Rahul meinte ja 100mA maximum !. Ich habe hier eine 9V Batterie (Akku)
stehen mit 150mA, dann kann ich nicht mal diese Batterie nehmen ? wenn
ich die Spannung senke ?.
MfG,
Tugrul Ö.
@Paul
Das würde ich nicht so unterschreiben. Kennst du die modernen (jünger
als ca. 5 Jahre) Schnellladegeräte? Die pressen ihren Strom regelrecht
in die Akkus. Wenn ich mir vorstelle, dass die gleiche Wärmemenge, die
dabei in den Akkus entsteht, im wesentlich kleineren Attiny umgesetzt
werden muss, möchte ich den nicht mehr anfassen.
Glaub ja nicht, das Ladegerät nimmt Rücksicht auf den sparsameren
Attiny, das wird erst mit der EU-Standbyverbrauchs-Richtlinie kommen.
>Rahul meinte ja 100mA maximum !. Ich habe hier eine 9V Batterie (Akku)>stehen mit 150mA, dann kann ich nicht mal diese Batterie nehmen ? wenn>ich die Spannung senke ?.
Naja, 150mA sind schon noch 50% zu viel. Müsstest also neben der
Spannung auch den Strom senken. Oder die Batterie erst in einem anderen
Gerät fast verbrauchen, dann liefert sich auch keine 100mA mehr.
>ja, das ist definitiv zuviel, du müsstest also ein kleineres Ladegerät>benutzen, max. 100mA!
??? Handyladegeräte sind meist geregelte, primärgetaktete
Schaltnetzteile. Die regeln ihre Spannung sauber aus! Nur bei
sprunghafter Be- und Entlastung neigen die zum Über- bzw.
Unterschwingen. Dem Tiny dürfte das nix ausmachen, bis 5.5V ist er lt DB
betreibbar!
Hallo Leute,
Ich weiß nicht was hier abgeht, der Rahul sagt etwas, ihr sagt er hat
nicht so ganz recht usw...
Was soll ich denn nun glauben ??
Kann ich das Ladegerät mit seinen 450mA ohne etwas zu senken mit Output
5.24V an die VCC und GND Pins des Attinys anschliessen ???
Hier das ist meine Schaltung:
http://www.electronic-idea.de/typo3/uploads/pics/avrispschaltung.jpg
Vor VCC hab ich noch ein 100nf Kondensator gepackt, was man bei dieser
Schaltung aus mir nicht bekannten Gründen weggelassen hat.

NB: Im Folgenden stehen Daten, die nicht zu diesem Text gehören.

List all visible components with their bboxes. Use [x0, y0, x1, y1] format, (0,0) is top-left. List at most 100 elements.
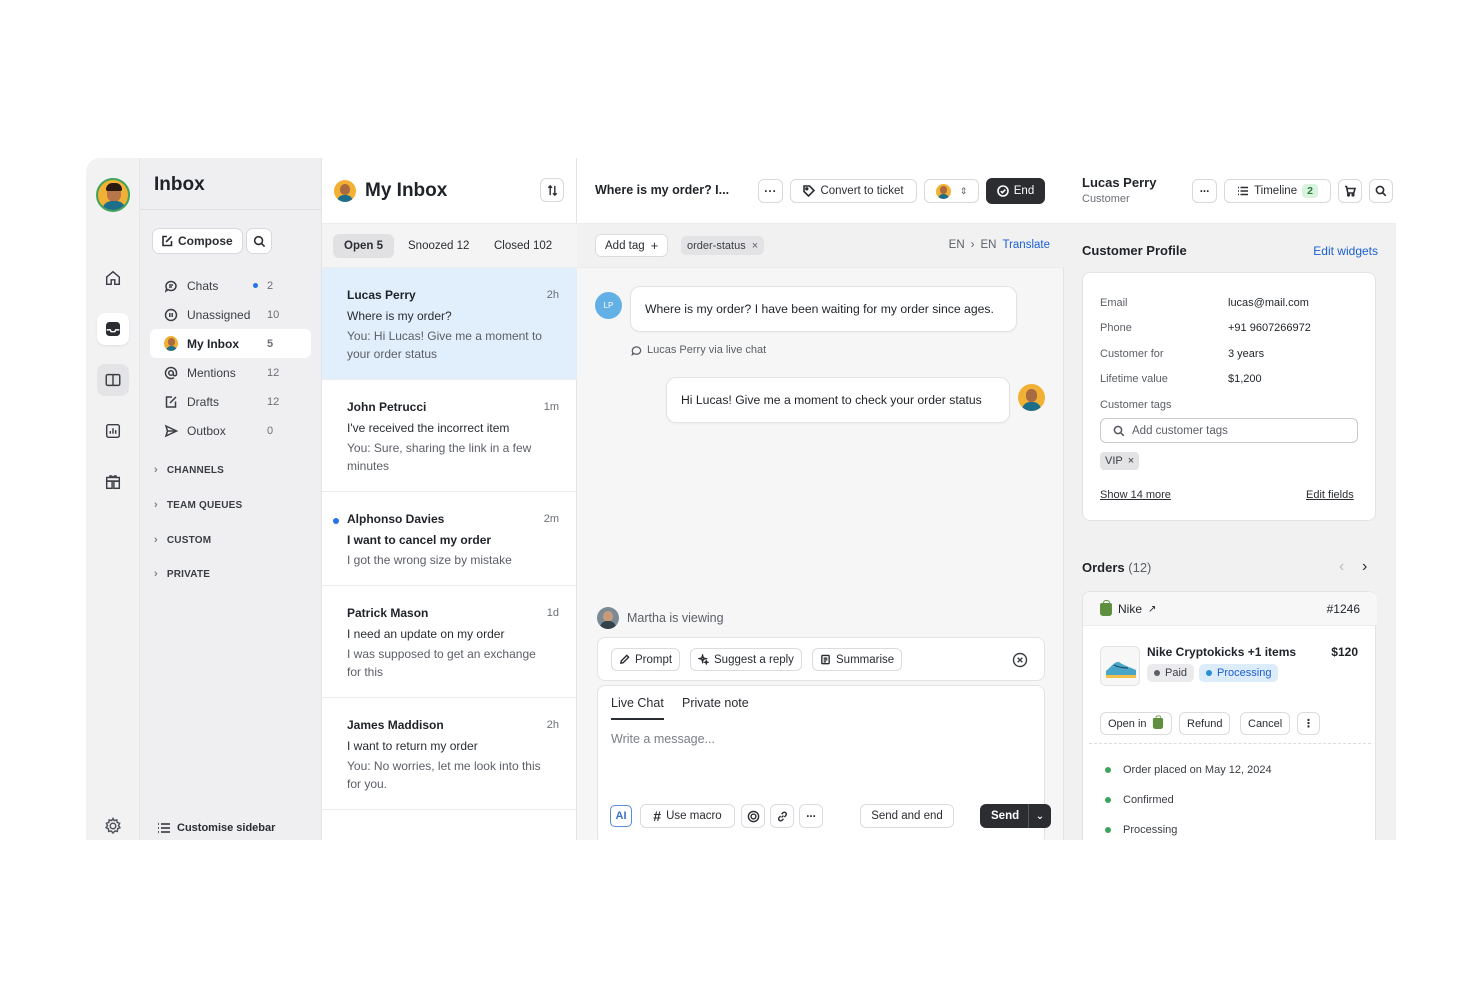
customer-tags-label: Customer tags: [1100, 399, 1172, 411]
ai-assist-bar: Prompt Suggest a reply Summarise: [597, 637, 1045, 681]
group-channels[interactable]: › CHANNELS: [154, 464, 224, 476]
use-macro-button[interactable]: # Use macro: [640, 804, 735, 828]
ai-button[interactable]: AI: [610, 805, 632, 827]
tab-closed[interactable]: Closed 102: [483, 234, 563, 258]
settings-gear-icon[interactable]: [103, 816, 123, 836]
send-and-end-button[interactable]: Send and end: [860, 804, 954, 828]
chevron-down-icon[interactable]: ⌄: [1029, 811, 1051, 822]
sidebar-item-my-inbox[interactable]: My Inbox 5: [150, 329, 311, 358]
timeline-count: 2: [1302, 184, 1318, 198]
book-icon[interactable]: [97, 364, 129, 396]
show-more-link[interactable]: Show 14 more: [1100, 489, 1171, 501]
assignee-select[interactable]: ⇕: [924, 179, 979, 203]
timeline-button[interactable]: Timeline 2: [1224, 179, 1331, 203]
edit-fields-link[interactable]: Edit fields: [1306, 489, 1354, 501]
user-avatar[interactable]: [96, 178, 130, 212]
search-button[interactable]: [246, 228, 272, 254]
sidebar-item-outbox[interactable]: Outbox 0: [150, 416, 311, 445]
tab-snoozed[interactable]: Snoozed 12: [397, 234, 480, 258]
external-link-icon: ↗: [1148, 603, 1157, 615]
order-status-row: Paid Processing: [1147, 664, 1279, 682]
apps-icon[interactable]: [97, 466, 129, 498]
suggest-label: Suggest a reply: [714, 653, 794, 666]
conversation-subject: Where is my order?: [347, 309, 452, 323]
sidebar-item-mentions[interactable]: Mentions 12: [150, 358, 311, 387]
message-input[interactable]: Write a message...: [611, 732, 715, 746]
field-label: Customer for: [1100, 348, 1164, 360]
open-in-shopify-button[interactable]: Open in: [1100, 712, 1172, 735]
conversation-item[interactable]: Patrick Mason 1d I need an update on my …: [322, 586, 577, 698]
conversation-item[interactable]: James Maddison 2h I want to return my or…: [322, 698, 577, 810]
conversation-item[interactable]: Lucas Perry 2h Where is my order? You: H…: [322, 268, 577, 380]
app-window: Inbox Compose Chats 2 Unassigned 10 My I…: [86, 158, 1396, 840]
user-avatar-icon: [164, 336, 178, 351]
cart-button[interactable]: [1338, 179, 1362, 203]
add-tag-button[interactable]: Add tag +: [595, 234, 669, 257]
cart-icon: [1345, 185, 1356, 197]
end-chat-button[interactable]: End: [986, 178, 1045, 204]
suggest-reply-button[interactable]: Suggest a reply: [690, 648, 802, 671]
tab-live-chat[interactable]: Live Chat: [611, 696, 664, 720]
reports-icon[interactable]: [97, 415, 129, 447]
conversation-subject: I need an update on my order: [347, 627, 505, 641]
sort-button[interactable]: [540, 178, 564, 202]
conversation-item[interactable]: John Petrucci 1m I've received the incor…: [322, 380, 577, 492]
order-more-button[interactable]: ⋮: [1297, 712, 1320, 735]
customise-sidebar-button[interactable]: Customise sidebar: [157, 822, 275, 834]
conversation-name: Lucas Perry: [347, 288, 416, 302]
prompt-button[interactable]: Prompt: [611, 648, 681, 671]
conversation-time: 2m: [543, 513, 559, 525]
conversation-name: Patrick Mason: [347, 606, 429, 620]
divider: [140, 209, 322, 210]
viewer-avatar: [597, 607, 619, 629]
sidebar-item-drafts[interactable]: Drafts 12: [150, 387, 311, 416]
vertical-dots-icon: ⋮: [1303, 718, 1314, 730]
inbox-icon[interactable]: [97, 313, 129, 345]
tab-private-note[interactable]: Private note: [682, 696, 749, 718]
message-text: Hi Lucas! Give me a moment to check your…: [681, 393, 982, 407]
order-card: Nike ↗ #1246 Nike Cryptokicks +1 items $…: [1082, 591, 1377, 840]
send-icon: [164, 424, 178, 438]
remove-tag-icon[interactable]: ×: [752, 240, 758, 252]
source-language[interactable]: EN: [949, 239, 965, 251]
chevron-left-icon[interactable]: ‹: [1339, 558, 1344, 576]
send-button[interactable]: Send ⌄: [980, 804, 1051, 828]
customer-tags-input[interactable]: Add customer tags: [1100, 418, 1358, 443]
store-link[interactable]: Nike ↗: [1100, 599, 1157, 616]
chat-panel: Where is my order? I... ... Convert to t…: [577, 158, 1064, 840]
group-team-queues[interactable]: › TEAM QUEUES: [154, 499, 242, 511]
close-circle-icon[interactable]: [1012, 652, 1028, 668]
cancel-order-button[interactable]: Cancel: [1240, 712, 1291, 735]
tab-open[interactable]: Open 5: [333, 234, 394, 258]
more-tools-button[interactable]: ...: [799, 804, 823, 828]
sidebar-item-chats[interactable]: Chats 2: [150, 271, 311, 300]
home-icon[interactable]: [97, 262, 129, 294]
more-dots-icon: ...: [1199, 182, 1210, 195]
order-card-header: Nike ↗ #1246: [1083, 592, 1377, 626]
sidebar-item-label: Outbox: [187, 423, 226, 438]
customer-more-button[interactable]: ...: [1192, 179, 1217, 203]
chevron-right-icon[interactable]: ›: [1362, 558, 1367, 576]
attach-button[interactable]: [770, 804, 794, 828]
translate-link[interactable]: Translate: [1002, 239, 1050, 251]
refund-button[interactable]: Refund: [1179, 712, 1231, 735]
remove-tag-icon[interactable]: ×: [1128, 455, 1134, 467]
group-custom[interactable]: › CUSTOM: [154, 534, 211, 546]
customer-role: Customer: [1082, 193, 1130, 205]
sidebar-item-unassigned[interactable]: Unassigned 10: [150, 300, 311, 329]
conversation-time: 2h: [546, 719, 559, 731]
target-language[interactable]: EN: [981, 239, 997, 251]
list-icon: [1238, 186, 1249, 196]
group-private[interactable]: › PRIVATE: [154, 568, 210, 580]
compose-button[interactable]: Compose: [152, 228, 243, 254]
customer-search-button[interactable]: [1369, 179, 1393, 203]
edit-widgets-link[interactable]: Edit widgets: [1313, 244, 1378, 258]
emoji-button[interactable]: [741, 804, 765, 828]
order-timeline-item: Confirmed: [1105, 794, 1174, 806]
conversation-item[interactable]: Alphonso Davies 2m I want to cancel my o…: [322, 492, 577, 586]
convert-to-ticket-button[interactable]: Convert to ticket: [790, 179, 917, 203]
orders-title-text: Orders: [1082, 560, 1125, 575]
chevron-right-icon: ›: [154, 499, 158, 511]
more-options-button[interactable]: ...: [758, 179, 783, 203]
summarise-button[interactable]: Summarise: [812, 648, 903, 671]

Und an den MOSI, MISO ... Pins hängt mein ISP Adapter an den LPT Port.
Mein Programmer:
http://s-huehn.de/elektronik/avr-prog/avr-parallel.gif.
Kann da was passieren ?
MfG,
Tugrul Ö.
wenn die spannung passt kann da nix passieren! durch jedes bauteil
fließt nur soviel strom, wie es bei der anliegenden spannung zulässt.
ohmesch gesetz R=U/I oder nach I umgestellt I=U/R also der strom wird
von der spannung und dem widerstand bestimmt. der widerstand ist bei dir
dann der µC, und sogesehen ist der konstant (aber nur sogesehen).
strom durch einen stromkreislauf "drücken" oder zwingen macht eine
konstantstromquelle, diese ist bestrebt den fleißenden strom auf ihren
wert konstant zu halten, dazu muss sie dann aber die spannung anpassen.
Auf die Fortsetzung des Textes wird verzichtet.